Nos expériences sur les composts se poursuivent bien. Leur retournement s’est bien passé et les analyses minérales sont en cours. Les résultats finaux vous seront présentés dans quelques semaines.

 

En attendant d’avoir les résultats, je trouvais intéressant de vous présenter différentes techniques de compostage : compostage au jardin, paillis, vermicompost et bokashi.

 

Compostage au jardin 

Deux techniques principales appartiennent à ce type de compostage. Le compostage en tas consiste, comme son nom l’indique, à entasser les déchets organiques dans le jardin. Cette technique permet de composter de grandes quantités de déchets mais elle attire de nombreux animaux et manque d’esthétisme. Le tas est aisé à manipuler (pour le monter, l’aérer, l’arroser, le retourner et récupérer le compost formé). Le compostage en tas convient aux grands jardins (plus de 1000 m²).
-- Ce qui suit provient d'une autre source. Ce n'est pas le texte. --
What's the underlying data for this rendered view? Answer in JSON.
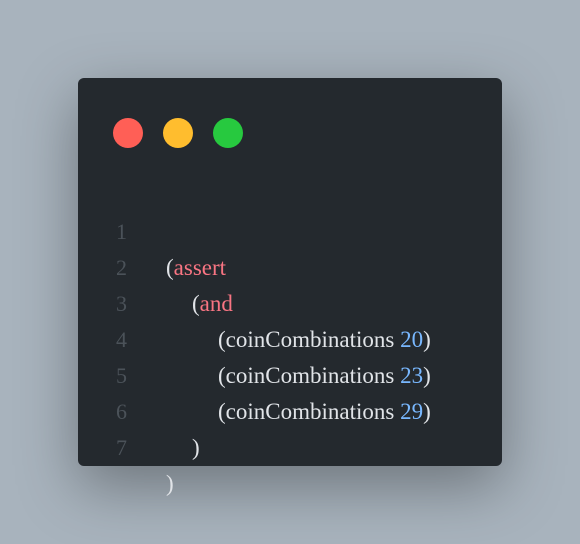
{
  "window": {
    "controls": {
      "close_color": "#ff5f56",
      "minimize_color": "#ffbd2e",
      "maximize_color": "#27c93f"
    }
  },
  "code": {
    "lines": [
      {
        "number": "1",
        "indent": 0,
        "open": "(",
        "keyword": "assert",
        "fn": "",
        "space": "",
        "num": "",
        "close": ""
      },
      {
        "number": "2",
        "indent": 1,
        "open": "(",
        "keyword": "and",
        "fn": "",
        "space": "",
        "num": "",
        "close": ""
      },
      {
        "number": "3",
        "indent": 2,
        "open": "(",
        "keyword": "",
        "fn": "coinCombinations",
        "space": " ",
        "num": "20",
        "close": ")"
      },
      {
        "number": "4",
        "indent": 2,
        "open": "(",
        "keyword": "",
        "fn": "coinCombinations",
        "space": " ",
        "num": "23",
        "close": ")"
      },
      {
        "number": "5",
        "indent": 2,
        "open": "(",
        "keyword": "",
        "fn": "coinCombinations",
        "space": " ",
        "num": "29",
        "close": ")"
      },
      {
        "number": "6",
        "indent": 1,
        "open": "",
        "keyword": "",
        "fn": "",
        "space": "",
        "num": "",
        "close": ")"
      },
      {
        "number": "7",
        "indent": 0,
        "open": "",
        "keyword": "",
        "fn": "",
        "space": "",
        "num": "",
        "close": ")"
      }
    ]
  }
}
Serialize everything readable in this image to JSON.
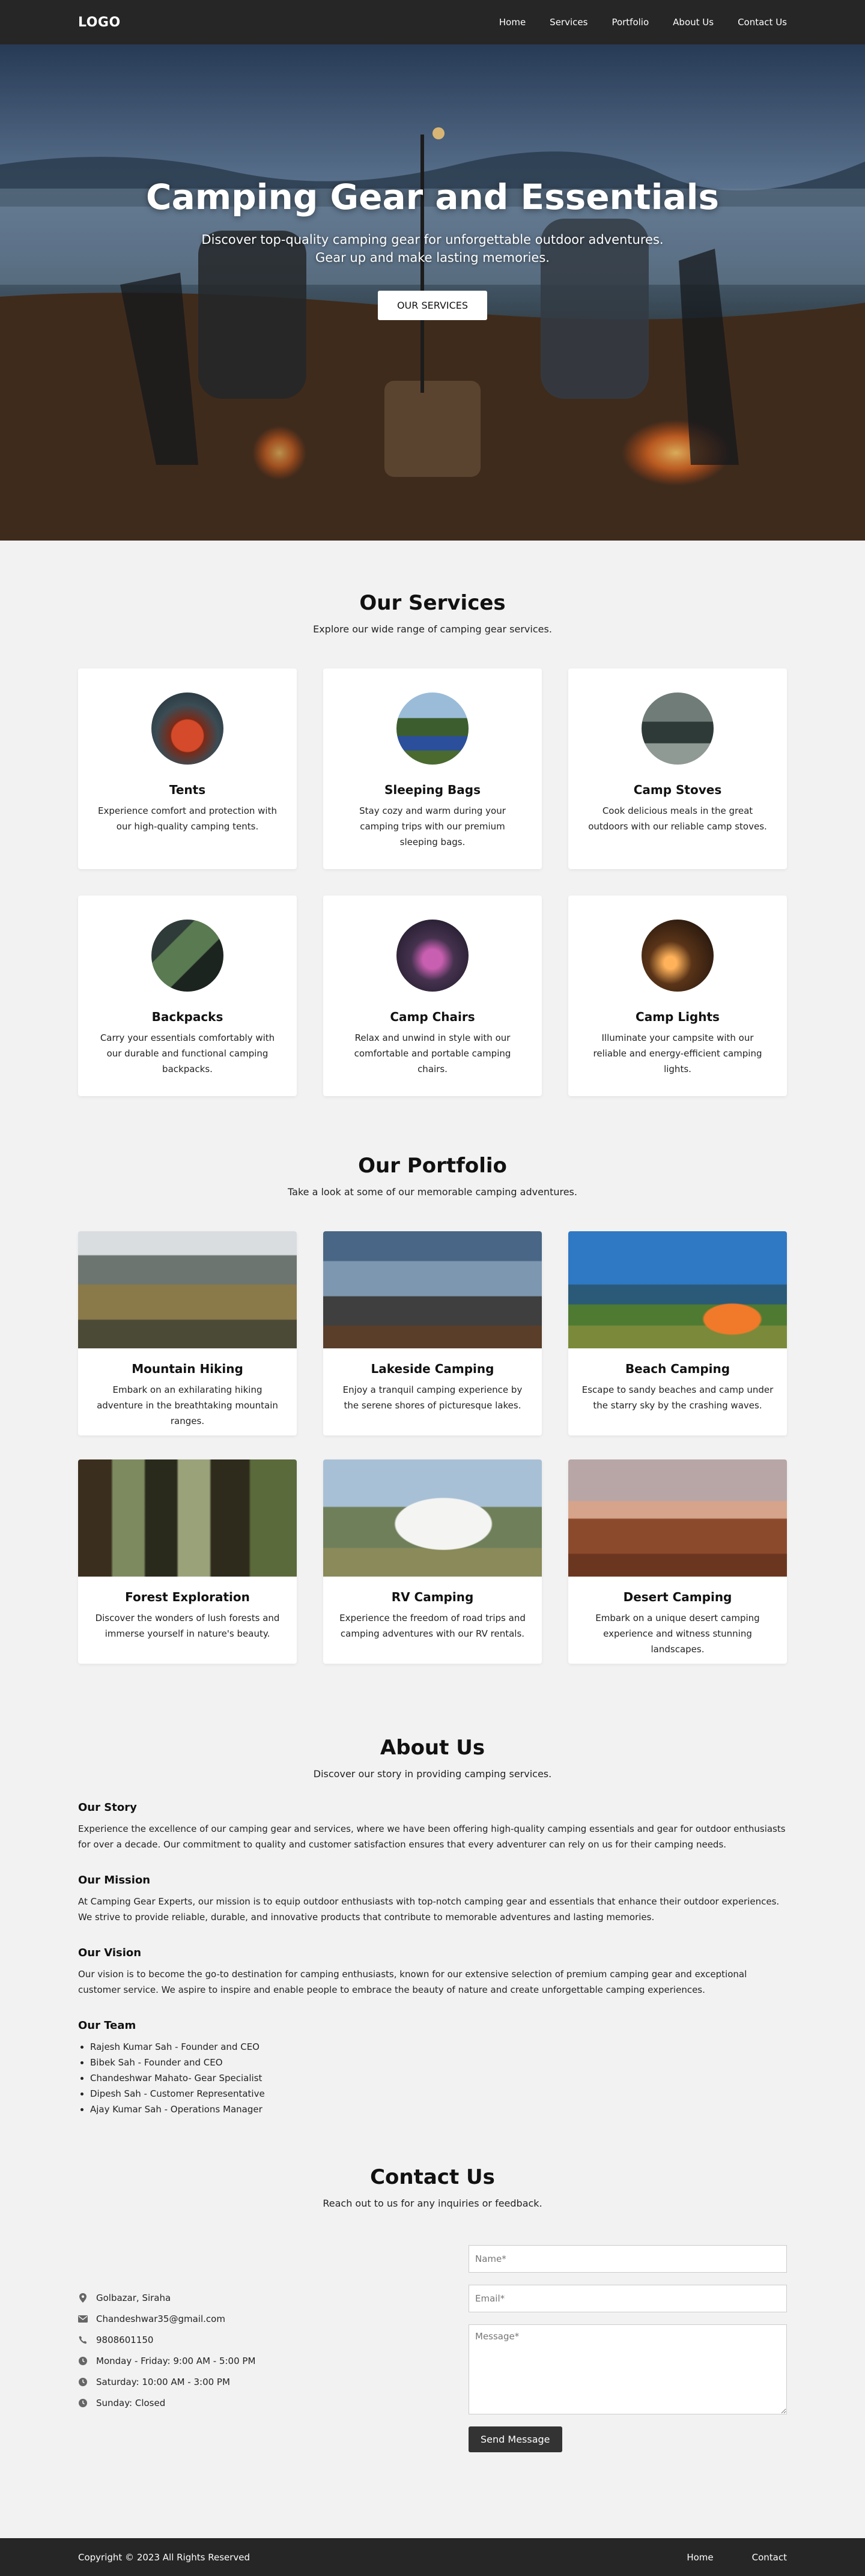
{
  "nav": {
    "logo": "LOGO",
    "links": [
      "Home",
      "Services",
      "Portfolio",
      "About Us",
      "Contact Us"
    ]
  },
  "hero": {
    "title": "Camping Gear and Essentials",
    "subtitle_line1": "Discover top-quality camping gear for unforgettable outdoor adventures.",
    "subtitle_line2": "Gear up and make lasting memories.",
    "button": "OUR SERVICES"
  },
  "services": {
    "title": "Our Services",
    "subtitle": "Explore our wide range of camping gear services.",
    "items": [
      {
        "name": "Tents",
        "desc": "Experience comfort and protection with our high-quality camping tents.",
        "icon": "tent-photo"
      },
      {
        "name": "Sleeping Bags",
        "desc": "Stay cozy and warm during your camping trips with our premium sleeping bags.",
        "icon": "sleeping-bag-photo"
      },
      {
        "name": "Camp Stoves",
        "desc": "Cook delicious meals in the great outdoors with our reliable camp stoves.",
        "icon": "camp-stove-photo"
      },
      {
        "name": "Backpacks",
        "desc": "Carry your essentials comfortably with our durable and functional camping backpacks.",
        "icon": "backpack-photo"
      },
      {
        "name": "Camp Chairs",
        "desc": "Relax and unwind in style with our comfortable and portable camping chairs.",
        "icon": "camp-chair-photo"
      },
      {
        "name": "Camp Lights",
        "desc": "Illuminate your campsite with our reliable and energy-efficient camping lights.",
        "icon": "camp-light-photo"
      }
    ]
  },
  "portfolio": {
    "title": "Our Portfolio",
    "subtitle": "Take a look at some of our memorable camping adventures.",
    "items": [
      {
        "name": "Mountain Hiking",
        "desc": "Embark on an exhilarating hiking adventure in the breathtaking mountain ranges."
      },
      {
        "name": "Lakeside Camping",
        "desc": "Enjoy a tranquil camping experience by the serene shores of picturesque lakes."
      },
      {
        "name": "Beach Camping",
        "desc": "Escape to sandy beaches and camp under the starry sky by the crashing waves."
      },
      {
        "name": "Forest Exploration",
        "desc": "Discover the wonders of lush forests and immerse yourself in nature's beauty."
      },
      {
        "name": "RV Camping",
        "desc": "Experience the freedom of road trips and camping adventures with our RV rentals."
      },
      {
        "name": "Desert Camping",
        "desc": "Embark on a unique desert camping experience and witness stunning landscapes."
      }
    ]
  },
  "about": {
    "title": "About Us",
    "subtitle": "Discover our story in providing camping services.",
    "story_title": "Our Story",
    "story": "Experience the excellence of our camping gear and services, where we have been offering high-quality camping essentials and gear for outdoor enthusiasts for over a decade. Our commitment to quality and customer satisfaction ensures that every adventurer can rely on us for their camping needs.",
    "mission_title": "Our Mission",
    "mission": "At Camping Gear Experts, our mission is to equip outdoor enthusiasts with top-notch camping gear and essentials that enhance their outdoor experiences. We strive to provide reliable, durable, and innovative products that contribute to memorable adventures and lasting memories.",
    "vision_title": "Our Vision",
    "vision": "Our vision is to become the go-to destination for camping enthusiasts, known for our extensive selection of premium camping gear and exceptional customer service. We aspire to inspire and enable people to embrace the beauty of nature and create unforgettable camping experiences.",
    "team_title": "Our Team",
    "team": [
      "Rajesh Kumar Sah - Founder and CEO",
      "Bibek Sah - Founder and CEO",
      "Chandeshwar Mahato- Gear Specialist",
      "Dipesh Sah - Customer Representative",
      "Ajay Kumar Sah - Operations Manager"
    ]
  },
  "contact": {
    "title": "Contact Us",
    "subtitle": "Reach out to us for any inquiries or feedback.",
    "info": [
      {
        "icon": "location-icon",
        "text": "Golbazar, Siraha"
      },
      {
        "icon": "mail-icon",
        "text": "Chandeshwar35@gmail.com"
      },
      {
        "icon": "phone-icon",
        "text": "9808601150"
      },
      {
        "icon": "clock-icon",
        "text": "Monday - Friday: 9:00 AM - 5:00 PM"
      },
      {
        "icon": "clock-icon",
        "text": "Saturday: 10:00 AM - 3:00 PM"
      },
      {
        "icon": "clock-icon",
        "text": "Sunday: Closed"
      }
    ],
    "form": {
      "name_placeholder": "Name*",
      "email_placeholder": "Email*",
      "message_placeholder": "Message*",
      "button": "Send Message"
    }
  },
  "footer": {
    "copyright": "Copyright © 2023 All Rights Reserved",
    "links": [
      "Home",
      "Contact"
    ]
  }
}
Le compostage en bac (en bois ou en plastique) peut contenir un volume plus faible de déchets et prend moins de place qu’un compos en tas. Etant recouvert d’un couvercle, la gestion du desséchement et des fortes pluies est plus aisée. Les dimensions plus modestes ne permettent pas d’atteindre une température supérieure à 40 °C, nécessaire pour l’élimination des germes pathogènes, des parasites et des graines indésirables. Le compostage en bac est destiné aux petits jardins (moins de 300 m² et jusqu’à 1000 m² pour les grands composteurs).

 

Compostage de surface ou paillis

Le compostage de surface fait intervenir un autre processus de dégradation des matières organiques que le compost au jardin. Appelé également paillis (mulching en anglais), cette technique consiste à étaler, à même le sol, les déchets végétaux. Elle a l’avantage de demander peu de travail. Elle rend également les déchets organiques intégralement disponibles pour la microfaune et les microorganismes. Dans un compost du jardin, une partie des déchets est consommée par les décomposeurs. Le paillis joue également le rôle de couverture du sol, permettant ainsi de conserver une meilleure humidité, de maitriser les adventices, etc.

 

Vermicompost

Il est également possible de composter ses déchets de cuisine si vous n’avez pas de jardin grâce au vermicompostage. Les déchets sont transformés sous l’action de lombrics. Il existe différents modèles de vermicompostière ajustables en fonction de la place disponible. Ce système peut encombrant produit du compost et un percolat, liquide de couleur foncée, qui peut servir d’engrais. Il est à diluer (une dose de percolat pour dix d’eau) avant utilisation car il est très concentré.

 

Bokashi

Le bokashi est une alternative au compostage des déchets en cuisine. Cette technique est basée sur une fermentation de déchets végétaux réalisée en milieu anaérobie par l’apport de micro-organismes efficaces (bactéries naturelles lactiques, levures et bactéries phototrophes travaillant comme une communauté de microbes dans les déchets de cuisine). Le produit final doit être enterré dans le sol afin que la microfaune du sol termine la digestion des matières organiques.

 

La description de ces différentes techniques de compostage n’est pas exhaustive mais vous donne un aperçu du choix qui se porte à vous si vous désirez valoriser vos déchets organiques.